The Visitor (Book Excerpt) by Sheri S. Tepper Buy from Amazon.comPage 1 of 2
Chapter One
Dismé the Child
Deep in the night, a squall of strangled brass, a muted trumpet bray of
panic: Aunt Gayla Latimer, wailing in the grip of nightmare -- followed shortly
by footsteps.
"Papa?" Dismé peered sleepily at her door, opened only a crack to admit her
father's nose, chin, one set of bare toes.
"It's Aunt Gayla having the Terrors, Dismé. Just go back to sleep." He
turned and shuffled up the attic stairs to be greeted by Roger, Dismé's older
brother. Mumble, mumble.
"Val?" A petulant whine from Father's room.
Voice from upstairs. "Go back to sleep, Cora."
Corable the Horrible, said a voice in Dismé's head. Cora Call-Her-Mother.
"But she's not my mother," Dismé had said a thousand times.
"Of course not. But you call her mother anyhow. All little girls need a
mother." Papa, over and over.
Fresh howls of horror from Aunt Gayla's room.
"Can't anybody shut that old bitch up?" A slightly shriller whine, from the
room that had once been Dismé's and now belonged to Rashel, Call-Her-Mother's
daughter, already growing into a faithful copy of her mother.

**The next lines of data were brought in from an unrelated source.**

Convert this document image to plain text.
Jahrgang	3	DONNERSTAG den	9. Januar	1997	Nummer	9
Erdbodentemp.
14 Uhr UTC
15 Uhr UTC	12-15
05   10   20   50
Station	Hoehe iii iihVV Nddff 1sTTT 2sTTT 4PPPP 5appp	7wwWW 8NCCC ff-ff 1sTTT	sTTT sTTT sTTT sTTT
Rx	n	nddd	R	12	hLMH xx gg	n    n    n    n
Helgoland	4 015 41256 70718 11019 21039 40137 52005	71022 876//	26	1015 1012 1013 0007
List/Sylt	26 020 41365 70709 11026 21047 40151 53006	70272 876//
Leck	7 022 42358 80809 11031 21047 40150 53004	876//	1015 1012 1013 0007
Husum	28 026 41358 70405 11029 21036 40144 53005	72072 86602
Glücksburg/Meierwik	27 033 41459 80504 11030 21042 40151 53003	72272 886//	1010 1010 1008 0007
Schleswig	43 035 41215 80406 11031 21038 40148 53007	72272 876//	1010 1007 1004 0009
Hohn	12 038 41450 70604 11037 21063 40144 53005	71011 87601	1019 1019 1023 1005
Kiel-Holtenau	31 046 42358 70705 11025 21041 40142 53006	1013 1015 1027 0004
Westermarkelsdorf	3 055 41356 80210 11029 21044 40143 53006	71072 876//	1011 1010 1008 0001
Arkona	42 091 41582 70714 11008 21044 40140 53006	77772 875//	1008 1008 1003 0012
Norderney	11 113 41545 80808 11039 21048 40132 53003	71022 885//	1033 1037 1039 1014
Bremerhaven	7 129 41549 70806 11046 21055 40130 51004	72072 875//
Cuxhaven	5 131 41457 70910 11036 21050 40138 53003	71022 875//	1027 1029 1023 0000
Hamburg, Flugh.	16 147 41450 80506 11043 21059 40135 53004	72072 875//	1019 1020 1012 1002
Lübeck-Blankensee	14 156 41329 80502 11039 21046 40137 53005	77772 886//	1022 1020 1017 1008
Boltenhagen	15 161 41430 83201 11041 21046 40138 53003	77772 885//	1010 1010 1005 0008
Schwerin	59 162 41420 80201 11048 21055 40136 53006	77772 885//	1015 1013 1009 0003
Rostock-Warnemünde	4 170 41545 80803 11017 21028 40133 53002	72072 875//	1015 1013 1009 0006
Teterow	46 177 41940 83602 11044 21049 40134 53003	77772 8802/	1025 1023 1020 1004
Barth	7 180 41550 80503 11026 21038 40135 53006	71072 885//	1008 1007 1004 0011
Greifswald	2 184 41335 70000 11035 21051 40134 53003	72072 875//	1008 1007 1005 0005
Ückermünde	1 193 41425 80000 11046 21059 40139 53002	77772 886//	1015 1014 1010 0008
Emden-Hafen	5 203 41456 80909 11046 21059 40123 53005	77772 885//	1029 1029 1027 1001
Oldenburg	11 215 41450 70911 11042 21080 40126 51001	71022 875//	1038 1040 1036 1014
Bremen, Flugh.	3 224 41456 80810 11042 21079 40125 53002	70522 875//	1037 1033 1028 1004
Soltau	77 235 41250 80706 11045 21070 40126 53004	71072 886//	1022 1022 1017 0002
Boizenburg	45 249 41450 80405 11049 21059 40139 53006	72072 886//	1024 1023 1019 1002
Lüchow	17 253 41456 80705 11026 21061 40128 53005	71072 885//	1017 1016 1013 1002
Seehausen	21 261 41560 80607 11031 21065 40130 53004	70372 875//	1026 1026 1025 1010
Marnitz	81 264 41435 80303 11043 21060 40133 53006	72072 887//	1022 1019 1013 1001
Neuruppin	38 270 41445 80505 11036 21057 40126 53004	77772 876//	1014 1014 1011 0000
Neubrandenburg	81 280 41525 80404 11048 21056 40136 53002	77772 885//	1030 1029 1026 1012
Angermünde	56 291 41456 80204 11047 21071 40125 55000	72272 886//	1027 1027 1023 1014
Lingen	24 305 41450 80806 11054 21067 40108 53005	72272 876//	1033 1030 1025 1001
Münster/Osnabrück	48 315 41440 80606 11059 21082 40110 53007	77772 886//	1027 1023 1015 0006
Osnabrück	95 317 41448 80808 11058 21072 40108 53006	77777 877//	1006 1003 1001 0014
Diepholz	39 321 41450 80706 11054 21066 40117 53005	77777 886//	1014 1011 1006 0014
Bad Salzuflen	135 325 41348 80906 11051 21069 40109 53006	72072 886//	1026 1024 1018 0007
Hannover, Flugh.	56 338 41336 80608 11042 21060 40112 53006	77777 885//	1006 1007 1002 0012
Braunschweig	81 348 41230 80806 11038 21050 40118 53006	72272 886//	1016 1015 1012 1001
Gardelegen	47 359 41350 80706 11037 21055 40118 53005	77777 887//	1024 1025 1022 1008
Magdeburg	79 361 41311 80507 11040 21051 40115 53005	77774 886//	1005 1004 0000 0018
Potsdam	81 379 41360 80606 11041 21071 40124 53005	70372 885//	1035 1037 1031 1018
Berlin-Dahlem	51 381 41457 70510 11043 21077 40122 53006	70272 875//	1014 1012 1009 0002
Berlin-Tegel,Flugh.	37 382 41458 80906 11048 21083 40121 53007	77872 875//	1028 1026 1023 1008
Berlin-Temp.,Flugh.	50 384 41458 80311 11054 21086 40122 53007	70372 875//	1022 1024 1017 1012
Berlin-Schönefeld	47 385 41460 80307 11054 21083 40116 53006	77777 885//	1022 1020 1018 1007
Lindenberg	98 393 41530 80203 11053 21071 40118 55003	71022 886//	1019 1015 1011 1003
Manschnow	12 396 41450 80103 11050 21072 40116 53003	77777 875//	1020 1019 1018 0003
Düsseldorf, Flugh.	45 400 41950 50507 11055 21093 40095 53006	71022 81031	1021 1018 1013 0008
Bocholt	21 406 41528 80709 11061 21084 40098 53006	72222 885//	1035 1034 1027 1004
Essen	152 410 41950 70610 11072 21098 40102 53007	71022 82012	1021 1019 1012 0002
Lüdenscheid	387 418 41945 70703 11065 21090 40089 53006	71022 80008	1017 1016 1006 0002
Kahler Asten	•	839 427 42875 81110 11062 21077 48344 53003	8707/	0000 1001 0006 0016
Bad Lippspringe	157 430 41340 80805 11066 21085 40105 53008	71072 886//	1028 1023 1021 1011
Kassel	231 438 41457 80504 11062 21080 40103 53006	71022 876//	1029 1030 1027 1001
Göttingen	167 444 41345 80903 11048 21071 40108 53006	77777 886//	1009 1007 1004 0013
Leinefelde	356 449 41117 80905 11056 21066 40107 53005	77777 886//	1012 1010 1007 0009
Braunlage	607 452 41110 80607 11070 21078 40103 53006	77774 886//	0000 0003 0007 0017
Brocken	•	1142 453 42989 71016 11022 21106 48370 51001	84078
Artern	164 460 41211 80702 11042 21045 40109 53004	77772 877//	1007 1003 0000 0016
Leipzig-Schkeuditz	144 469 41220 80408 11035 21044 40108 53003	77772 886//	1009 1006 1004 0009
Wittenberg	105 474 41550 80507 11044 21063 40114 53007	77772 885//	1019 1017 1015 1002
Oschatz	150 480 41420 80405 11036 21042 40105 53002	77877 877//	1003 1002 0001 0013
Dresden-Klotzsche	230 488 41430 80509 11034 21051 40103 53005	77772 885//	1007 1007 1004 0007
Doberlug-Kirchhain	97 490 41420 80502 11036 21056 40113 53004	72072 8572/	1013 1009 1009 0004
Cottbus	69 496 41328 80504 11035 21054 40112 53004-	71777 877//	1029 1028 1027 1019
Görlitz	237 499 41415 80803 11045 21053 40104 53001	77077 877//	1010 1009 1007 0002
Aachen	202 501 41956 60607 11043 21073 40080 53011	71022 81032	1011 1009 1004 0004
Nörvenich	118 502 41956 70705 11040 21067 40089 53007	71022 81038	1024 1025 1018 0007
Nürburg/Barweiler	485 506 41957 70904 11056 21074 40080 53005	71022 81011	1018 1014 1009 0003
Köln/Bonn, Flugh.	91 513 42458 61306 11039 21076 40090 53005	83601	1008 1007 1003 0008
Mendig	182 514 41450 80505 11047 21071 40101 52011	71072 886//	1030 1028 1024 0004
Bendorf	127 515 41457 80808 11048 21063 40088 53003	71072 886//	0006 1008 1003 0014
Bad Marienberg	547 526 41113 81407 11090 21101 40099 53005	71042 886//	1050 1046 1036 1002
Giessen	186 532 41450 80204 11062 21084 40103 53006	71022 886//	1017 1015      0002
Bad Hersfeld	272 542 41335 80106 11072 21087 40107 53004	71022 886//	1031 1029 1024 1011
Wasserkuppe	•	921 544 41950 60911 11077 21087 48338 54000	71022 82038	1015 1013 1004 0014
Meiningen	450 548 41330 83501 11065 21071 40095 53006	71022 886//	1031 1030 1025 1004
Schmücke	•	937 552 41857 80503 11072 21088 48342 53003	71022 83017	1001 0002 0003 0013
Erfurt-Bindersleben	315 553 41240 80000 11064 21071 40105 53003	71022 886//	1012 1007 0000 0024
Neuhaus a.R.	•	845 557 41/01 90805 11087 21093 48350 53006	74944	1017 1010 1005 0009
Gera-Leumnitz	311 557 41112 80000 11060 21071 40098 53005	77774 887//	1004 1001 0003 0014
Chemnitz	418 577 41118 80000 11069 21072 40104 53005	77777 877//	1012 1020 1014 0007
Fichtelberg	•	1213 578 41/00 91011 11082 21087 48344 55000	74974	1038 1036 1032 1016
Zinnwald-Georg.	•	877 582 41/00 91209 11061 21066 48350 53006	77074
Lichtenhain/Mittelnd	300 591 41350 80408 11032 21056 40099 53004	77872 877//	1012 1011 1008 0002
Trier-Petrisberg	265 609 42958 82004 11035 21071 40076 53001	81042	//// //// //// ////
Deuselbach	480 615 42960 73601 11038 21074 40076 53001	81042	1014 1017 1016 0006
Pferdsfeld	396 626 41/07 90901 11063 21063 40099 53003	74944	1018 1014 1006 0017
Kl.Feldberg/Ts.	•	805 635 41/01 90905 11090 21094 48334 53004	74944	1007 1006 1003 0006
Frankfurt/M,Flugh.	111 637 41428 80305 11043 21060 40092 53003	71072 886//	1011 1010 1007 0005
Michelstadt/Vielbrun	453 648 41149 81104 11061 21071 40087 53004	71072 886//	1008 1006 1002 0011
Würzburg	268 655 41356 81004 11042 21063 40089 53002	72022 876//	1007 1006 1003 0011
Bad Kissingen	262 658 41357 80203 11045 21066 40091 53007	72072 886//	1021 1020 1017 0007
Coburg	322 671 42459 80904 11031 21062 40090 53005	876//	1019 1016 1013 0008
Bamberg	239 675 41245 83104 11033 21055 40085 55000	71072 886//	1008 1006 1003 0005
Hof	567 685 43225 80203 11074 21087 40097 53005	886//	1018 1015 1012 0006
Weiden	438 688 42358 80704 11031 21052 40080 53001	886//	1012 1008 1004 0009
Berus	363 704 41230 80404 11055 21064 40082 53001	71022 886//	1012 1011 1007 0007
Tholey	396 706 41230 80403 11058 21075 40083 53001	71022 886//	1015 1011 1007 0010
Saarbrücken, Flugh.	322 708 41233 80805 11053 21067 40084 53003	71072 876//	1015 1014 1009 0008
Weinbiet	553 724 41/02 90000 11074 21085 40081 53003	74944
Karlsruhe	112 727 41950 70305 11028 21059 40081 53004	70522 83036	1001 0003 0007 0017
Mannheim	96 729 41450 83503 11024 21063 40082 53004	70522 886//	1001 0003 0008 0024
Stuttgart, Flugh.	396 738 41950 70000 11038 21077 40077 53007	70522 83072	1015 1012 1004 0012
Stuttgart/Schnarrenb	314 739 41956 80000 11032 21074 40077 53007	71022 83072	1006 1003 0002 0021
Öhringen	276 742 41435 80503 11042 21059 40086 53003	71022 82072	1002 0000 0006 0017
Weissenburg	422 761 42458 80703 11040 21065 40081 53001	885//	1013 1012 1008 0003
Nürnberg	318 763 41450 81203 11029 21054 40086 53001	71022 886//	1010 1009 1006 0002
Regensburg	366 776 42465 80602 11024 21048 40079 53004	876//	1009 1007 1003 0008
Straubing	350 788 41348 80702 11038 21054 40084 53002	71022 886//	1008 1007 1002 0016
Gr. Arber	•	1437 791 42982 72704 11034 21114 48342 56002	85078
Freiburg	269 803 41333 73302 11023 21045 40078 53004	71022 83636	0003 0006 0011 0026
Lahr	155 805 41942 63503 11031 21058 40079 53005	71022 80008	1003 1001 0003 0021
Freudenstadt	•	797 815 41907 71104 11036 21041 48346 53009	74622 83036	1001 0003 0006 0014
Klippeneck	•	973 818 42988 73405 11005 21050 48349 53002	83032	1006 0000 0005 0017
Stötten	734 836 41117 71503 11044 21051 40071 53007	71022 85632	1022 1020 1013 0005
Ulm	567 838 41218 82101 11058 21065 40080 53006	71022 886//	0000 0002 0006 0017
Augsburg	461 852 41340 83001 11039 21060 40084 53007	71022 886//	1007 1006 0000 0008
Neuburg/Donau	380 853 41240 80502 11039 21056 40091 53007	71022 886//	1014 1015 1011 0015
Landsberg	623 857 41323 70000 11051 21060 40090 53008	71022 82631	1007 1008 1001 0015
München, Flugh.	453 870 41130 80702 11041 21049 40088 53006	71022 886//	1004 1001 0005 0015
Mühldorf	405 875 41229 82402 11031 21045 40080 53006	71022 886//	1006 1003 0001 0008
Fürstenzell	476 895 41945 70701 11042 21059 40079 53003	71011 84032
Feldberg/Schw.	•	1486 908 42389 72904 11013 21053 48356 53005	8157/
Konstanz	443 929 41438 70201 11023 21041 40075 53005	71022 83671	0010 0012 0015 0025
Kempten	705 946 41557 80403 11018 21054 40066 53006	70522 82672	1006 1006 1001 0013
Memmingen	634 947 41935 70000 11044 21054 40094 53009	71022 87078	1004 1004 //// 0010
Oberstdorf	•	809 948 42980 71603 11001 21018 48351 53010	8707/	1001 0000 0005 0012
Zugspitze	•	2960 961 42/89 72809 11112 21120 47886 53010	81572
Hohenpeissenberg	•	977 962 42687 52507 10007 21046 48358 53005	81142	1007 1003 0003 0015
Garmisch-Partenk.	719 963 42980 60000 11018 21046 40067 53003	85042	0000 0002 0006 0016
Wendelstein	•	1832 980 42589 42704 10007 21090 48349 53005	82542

Dismé pulled the blanket around her ears and rolled an imaginary pair of
dice. Odds or evens: go back to sleep or wait to see what happened. Gayla's
affliction had developed into an every-third-night ordeal. Her nephew and great
nephew, Val and Roger Latimer, provided solace while Call-Her-Mother and Rashel
offered commentary. Dismé had no part in the ritual. If she got involved, it
would only make it worse.
The clock in the hallway cleared its throat and donged, three, four,
five...Dismé emerged from the blanket, eyes relentlessly opened by the
scuffle-shuffle overhead as Roger went from Aunt Gayla's attic room to his own,
and father came down the stairs, back to bed.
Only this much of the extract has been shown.